Filipino Military Academy Slated For Reform
BAGUIO CITY, PHILIPPINES
EARL PABALAN, a 21-year-old cadet at the Philippine Military Academy, is a new-generation military officer. Older officers came of age during years of martial law under former President Ferdinand Marcos. Mr. Pabalan's colleagues, he says, have grown up with President Corazon Aquino and a new ethic: The military is subordinate to the civilian sector.
Yet the series of coup attempts against Mrs. Aquino and the grievances of rebel officers like Gregorio Honasan hasn't been lost on the cadet.
"His [Honasan's] thoughts have been an eye-opener for the armed forces," says the third-year cadet. "Without his ideals, the armed forces wouldn't have come up with a new sense of morality and change."
At this prestigious officers' training school built on the pine-covered mountains of the northern Philippines, a spirit of reform grapples with the troubling dilemmas of the country's atrophied armed forces.
For years, the Philippines armed forces has been haunted by factionalism, corruption, favoritism in promotions, and charges of human rights abuses.

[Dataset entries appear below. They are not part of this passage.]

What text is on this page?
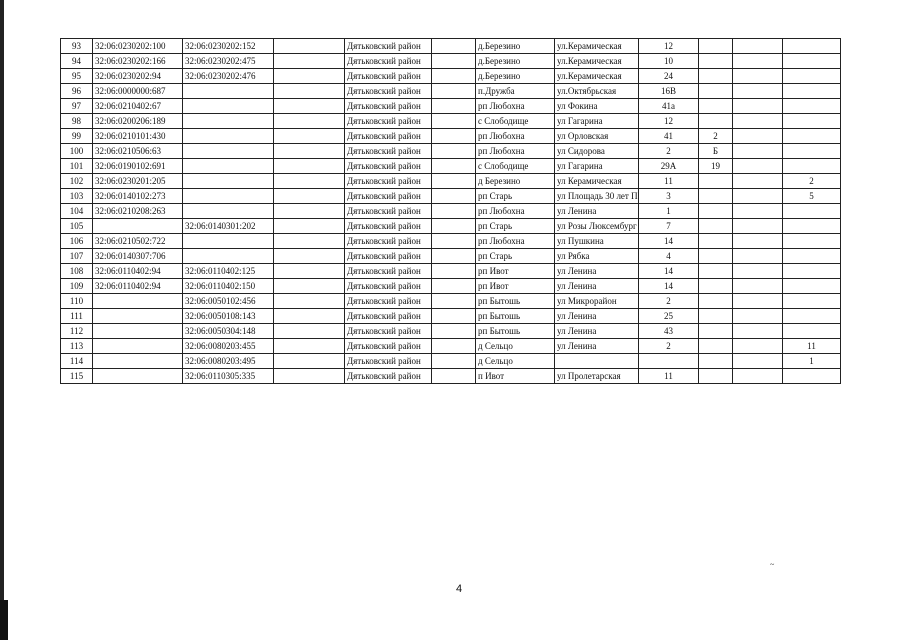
93	32:06:0230202:100	32:06:0230202:152		Дятьковский район		д.Березино	ул.Керамическая	12			
94	32:06:0230202:166	32:06:0230202:475		Дятьковский район		д.Березино	ул.Керамическая	10			
95	32:06:0230202:94	32:06:0230202:476		Дятьковский район		д.Березино	ул.Керамическая	24			
96	32:06:0000000:687			Дятьковский район		п.Дружба	ул.Октябрьская	16В			
97	32:06:0210402:67			Дятьковский район		рп Любохна	ул Фокина	41а			
98	32:06:0200206:189			Дятьковский район		с Слободище	ул Гагарина	12			
99	32:06:0210101:430			Дятьковский район		рп Любохна	ул Орловская	41	2		
100	32:06:0210506:63			Дятьковский район		рп Любохна	ул Сидорова	2	Б		
101	32:06:0190102:691			Дятьковский район		с Слободище	ул Гагарина	29А	19		
102	32:06:0230201:205			Дятьковский район		д Березино	ул Керамическая	11			2
103	32:06:0140102:273			Дятьковский район		рп Старь	ул Площадь 30 лет П	3			5
104	32:06:0210208:263			Дятьковский район		рп Любохна	ул Ленина	1			
105		32:06:0140301:202		Дятьковский район		рп Старь	ул Розы Люксембург	7			
106	32:06:0210502:722			Дятьковский район		рп Любохна	ул Пушкина	14			
107	32:06:0140307:706			Дятьковский район		рп Старь	ул Рябка	4			
108	32:06:0110402:94	32:06:0110402:125		Дятьковский район		рп Ивот	ул Ленина	14			
109	32:06:0110402:94	32:06:0110402:150		Дятьковский район		рп Ивот	ул Ленина	14			
110		32:06:0050102:456		Дятьковский район		рп Бытошь	ул Микрорайон	2			
111		32:06:0050108:143		Дятьковский район		рп Бытошь	ул Ленина	25			
112		32:06:0050304:148		Дятьковский район		рп Бытошь	ул Ленина	43			
113		32:06:0080203:455		Дятьковский район		д Сельцо	ул Ленина	2			11
114		32:06:0080203:495		Дятьковский район		д Сельцо					1
115		32:06:0110305:335		Дятьковский район		п Ивот	ул Пролетарская	11			
4
~
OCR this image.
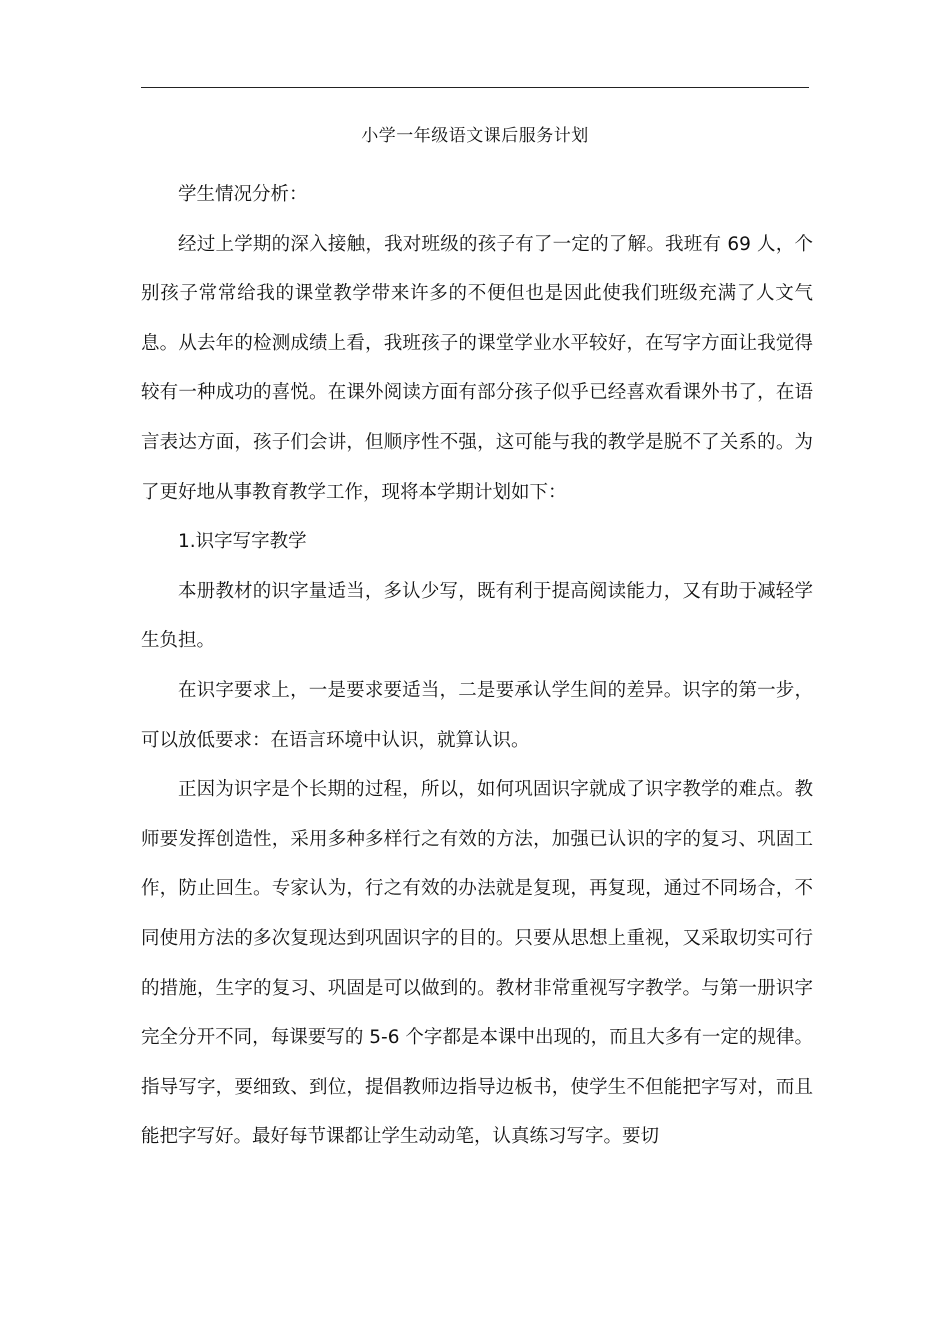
小学一年级语文课后服务计划

学生情况分析：

经过上学期的深入接触，我对班级的孩子有了一定的了解。我班有 69 人，个别孩子常常给我的课堂教学带来许多的不便但也是因此使我们班级充满了人文气息。从去年的检测成绩上看，我班孩子的课堂学业水平较好，在写字方面让我觉得较有一种成功的喜悦。在课外阅读方面有部分孩子似乎已经喜欢看课外书了，在语言表达方面，孩子们会讲，但顺序性不强，这可能与我的教学是脱不了关系的。为了更好地从事教育教学工作，现将本学期计划如下：

1.识字写字教学

本册教材的识字量适当，多认少写，既有利于提高阅读能力，又有助于减轻学生负担。

在识字要求上，一是要求要适当，二是要承认学生间的差异。识字的第一步，可以放低要求：在语言环境中认识，就算认识。

正因为识字是个长期的过程，所以，如何巩固识字就成了识字教学的难点。教师要发挥创造性，采用多种多样行之有效的方法，加强已认识的字的复习、巩固工作，防止回生。专家认为，行之有效的办法就是复现，再复现，通过不同场合，不同使用方法的多次复现达到巩固识字的目的。只要从思想上重视，又采取切实可行的措施，生字的复习、巩固是可以做到的。教材非常重视写字教学。与第一册识字完全分开不同，每课要写的 5-6 个字都是本课中出现的，而且大多有一定的规律。指导写字，要细致、到位，提倡教师边指导边板书，使学生不但能把字写对，而且能把字写好。最好每节课都让学生动动笔，认真练习写字。要切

The military's entanglement in politics, deeply rooted during the Marcos regime, has been confounded by the detached five-year rule of Aquino. Seven coup attempts have failed to topple her government.
Controversy and violence flared anew last week, when Army rebels allegedly bombed three banks and a power station in the capital, Manila. Outgoing Armed Forces Chief Rodolfo Biazon linked the blasts to the protest resignation of his deputy, Maj. Gen. Alexander Aguirre.
General Aguirre resigned after Aquino passed him over and named Army Comdr. Lisandro Abadia as chief of staff. General Abadia was succeeded as Army chief by Brig. Gen. Arturo Enrile, the superintendent of the Philippine Military Academy.
Western and Philippine analysts say it will be difficult for the rebels to launch a full-scale coup in the near future. The government has arrested several rebels involved with Reform of the Armed Forces Movement (RAM) and the Young Officers Union (YOU), a more shadowy group linked to the 1989 coup attempt that almost brought down Aquino.
Meeting rebel demands
Defense Secretary Fidel Ramos contends that the rebels are being coopted by efforts to speed up the promotions, tightening penalties for rebellion, and encouraging more military interaction with civilians.
"The issues brought up in 1987 and 1989 are little by little being attended to," says Mr. Ramos, who hopes to succeed Aquino as president next year. "The rebels are losing their bases on which they acted and losing their appeal as far as the masses are concerned."
But the rebels remain a threat because many loyal soldiers share their sentiments, while disagreeing with the methods.
"YOU is more of a problem than RAM, which is seen as being of another generation," says. a Western diplomat in Manila "YOU has more of an economic and social program and has taken a nationalistic turn. They are looking at five years down the road."
At the 85-year-old academy, the turbulence has also taken a toll. Many dissident officers are alumni of the academy, which has been blamed for the breakdown in discipline and the reluctance of military officers to turn on each other during coup attempts.
The school is the spiritual home of the RAM, organized by Honasan and others who helped bring down Marcos in 1986 and who later rebelled against Aquino. RAM was first unveiled at the academy's 1985 graduation ceremony as reformers wore T-shirts that read, "We belong."
The cadet corps later revolted in 1987 in sympathy with coup plotters in Manila. Student leaders were never punished, and several went on to join the 1989 coup. A bomb explosion in 1986 ripped through a reviewing stand at a rehearsal for a ceremony to be attended by Aquino.
Elite student body
Military analysts trace young officers' quest for political power to the increasingly elitist makeup of the academy student body. In a series of interviews at the school, the cadets were often referred to as "the cream of the crop."
In a study of more than 8,000 cadets since 1950, Felipe Miranda of the University of the Philippines found the students better educated and aspiring to the same political clout as their families.
General Enrile, the academy superintendent, blames politicization under martial law rather than poor training for military tumult. The general, however, who is known as a conciliator within the faction-ridden armed forces and negotiated the end of the 1989 coup, admits he took a new approach. Enrile was brought in two years ago to reform the academy, change attitudes, and reestablish the supremacy of civilian rule among the cadets.
He restructured the curriculum and reorganized the school to give students more leadership opportunities earlier in their training. There also is a greater emphasis on military sensitivities to human rights.
"The approach is quite different. Up until 1990, the aspect of training them as leaders was not that effective," Enrile says. "We found the old belief that there should be a quick transformation from the civilian to the military attitude was not very effective. It amounted to a lot of attrition and problems."
Some Filipino observers contend that this approach has made recent graduating classes less hostile than their predecessors. In 1989, the cadets and instructors didn't support the rebels as in 1987, in part, Enrile says, because he knew some of the rebels from their days at the academy and won credibility by intervening as a negotiator.